How does a child feel when his parents get separated?

Have you ever wondered what goes through the mind of children when their parents quarrel, fight and get separated? There is a popular saying: “When the elephants fight, the grasses suffer”. This can be used to represent what happens to the kids that find themselves in a broken home.

One of the major dangers of a divorce is that it could alter the emotional balance of a child on a long or short term.  These kids grow up either feeling guilty or judging their parents for depriving them of the joy of living together as a family.

Most kids are not happy when their parents get separated. Deep inside they often wish for a miracle which sometimes never comes. If not monitored carefully, these kids grow up with a negative perception about life and marriage, which in turn influences the choices they make. It could also affect their school grades and their general interaction with people.

Some kids were interviewed on how they felt after their parents got divorced and these are some of their responses.

Mariam, 27: “They forgot we needed each of them”

“I was 12 years old when my parents got divorced and my mum was given custody of the kids. While staying with her, I and my two sisters looked forward to seeing my dad since she had permitted him to visit us at any time.  But guess what? He never cared to visit. As kids, we were terribly hurt and felt our dad had abandoned us.

While they planned for a divorce they never knew that we needed the presence of both parents. I wanted them to tell us what our future would be after their divorce. But they never asked for our opinion. Being the eldest, I was the one that had to provide answers to the questions of my little sisters when they noticed that mum and dad had started living separately.”

Juliet, 28: “In the evening, I prayed that they would not kill each other.”

“My parents got divorced when I was 8 years old. That was after spending two years quarreling and insulting each other every single day.  It was somehow a relief for me because back then while they quarreled I used to sit in the corner and pray they don’t kill each other. But when the quarrels continued, I prayed for a separation. “If one must die, it should be my dad,” I thought to myself.

alone, child, children

When my parents finally got divorced, I felt responsible for it and couldn’t forgive myself. Maybe my prayers were heard or maybe I should have prayed for peace instead of separation. I was overwhelmed with guilt and it took many years to let go of such feeling.“

Elijah, 19: “I hated everyone.”

“My parents’ divorce made me feel I was the unluckiest person in the world. I had to stay with my dad because my mum had abandoned me to marry her lover. I suffered from loneliness and depression. That year when their divorce was finalized, I failed terribly in school and wanted to stop schooling but my dad refused.

I grew up with hatred for my mum because I felt she didn’t love me. Everything got worst when my dad’s girlfriend moved in with us. I hated her too. I hated everyone. In order to find inner peace, I tried taking drugs and that was how I developed my addiction.”

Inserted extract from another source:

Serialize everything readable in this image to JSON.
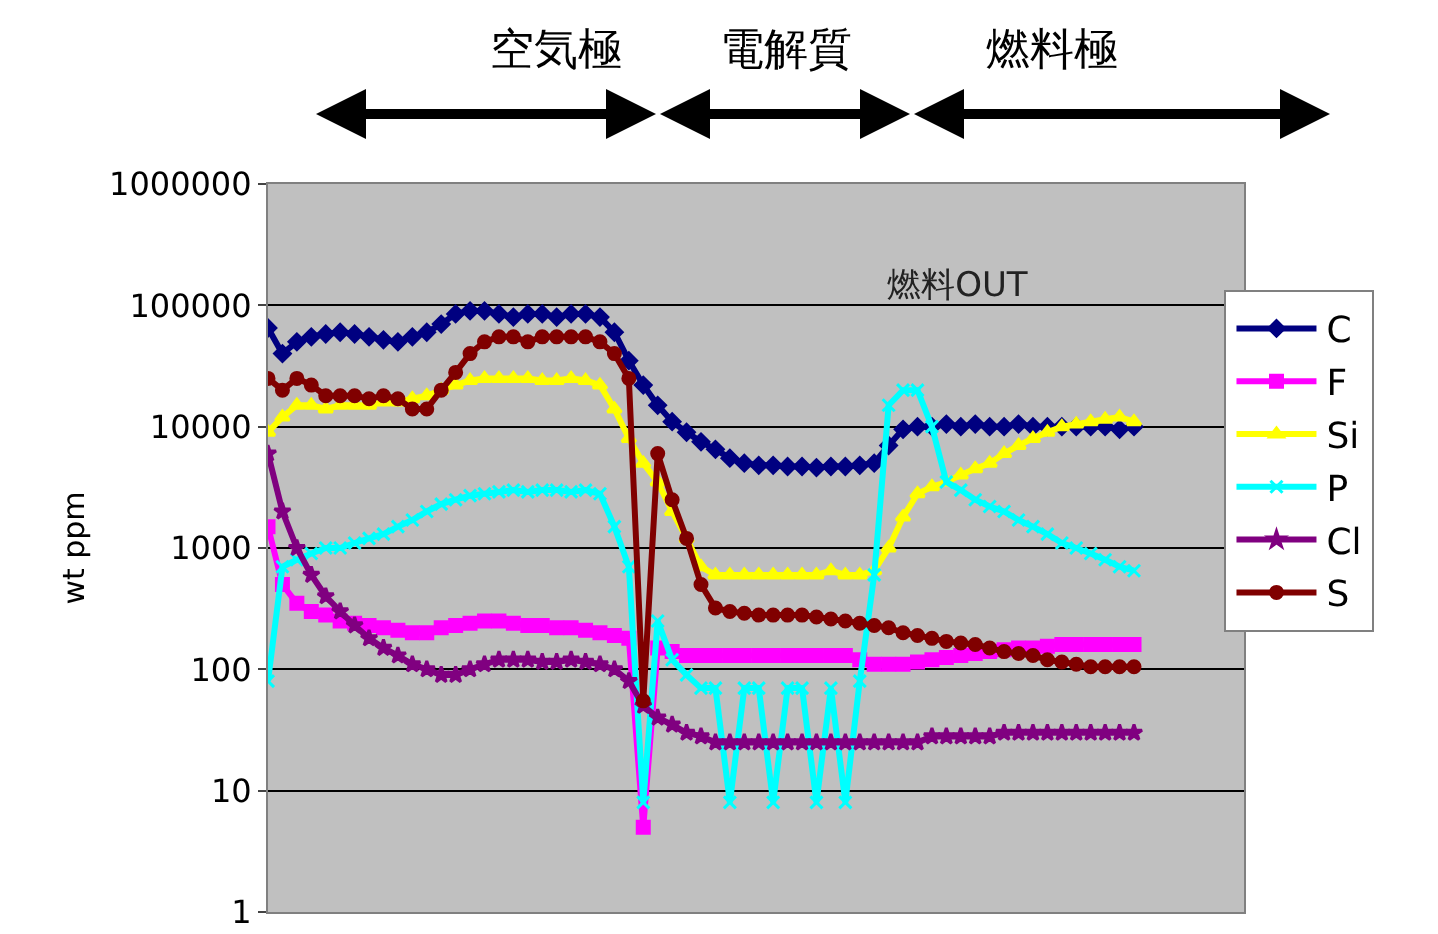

Chloe, 21: “He was a selfish dad.”

“My parents have been divorced for almost four years. My father left for another woman. It was so painful to watch him leave after being married to my mum for twenty years. The most painful part was to see him go after my mother for money.  My dad is very selfish and only thinks of his comfort. I grew up having this hatred for him because each time I looked at him, I knew he didn’t love me nor my mum anymore. He only loved himself. Due to that incident, I found it difficult to fall in love with a man because he might just turn out like my dad.”

Melina, 12: “I never imagined what it would become.”

“My friends whose parents were divorced had told me that a divorce isn’t always bad because you get the chance to live in two different houses and get lots of gifts from both parents. Initially, I believed what they said but when my parents got separated a year ago, I realized that my friends had lied. I wasn’t interested in shuttling two different apartments. I wasn’t interested in the gifts my dad bought each time he visited. I missed living together as a family.

When my parents told me of the separation, they explained that henceforth,  I would have to spend one week with dad and the other week with mum. Initially, I wasn’t happy with the new arrangement so each time I was with any one of them, they tried to keep me happy. Well, as time went on, I and my little brother got used to it.”

 

A divorce often introduces a massive change in the life of a child irrespective of his/her age. So, while considering a divorce, the parents shouldn’t neglect the feelings of the children. For kids that are grown, the parents must communicate with them. Don’t act too busy with the divorce process instead, create time to listen to your child’s feelings. He/she might be feeling guilty, depressed, lonely or even suicidal. I guess you don’t want to lose your child’s sanity alongside your marriage.  Talk to your kids and make them understand the reasons for the separation.

To keep the child happy after a divorce, the parents should avoid unnecessary quarrels with regards to child custody and expenses. Also, every parent should desist from turning the heart of the kids against the other parent. If you love your kids then you should be there for them as they readjust and heal from the pains caused by the divorce.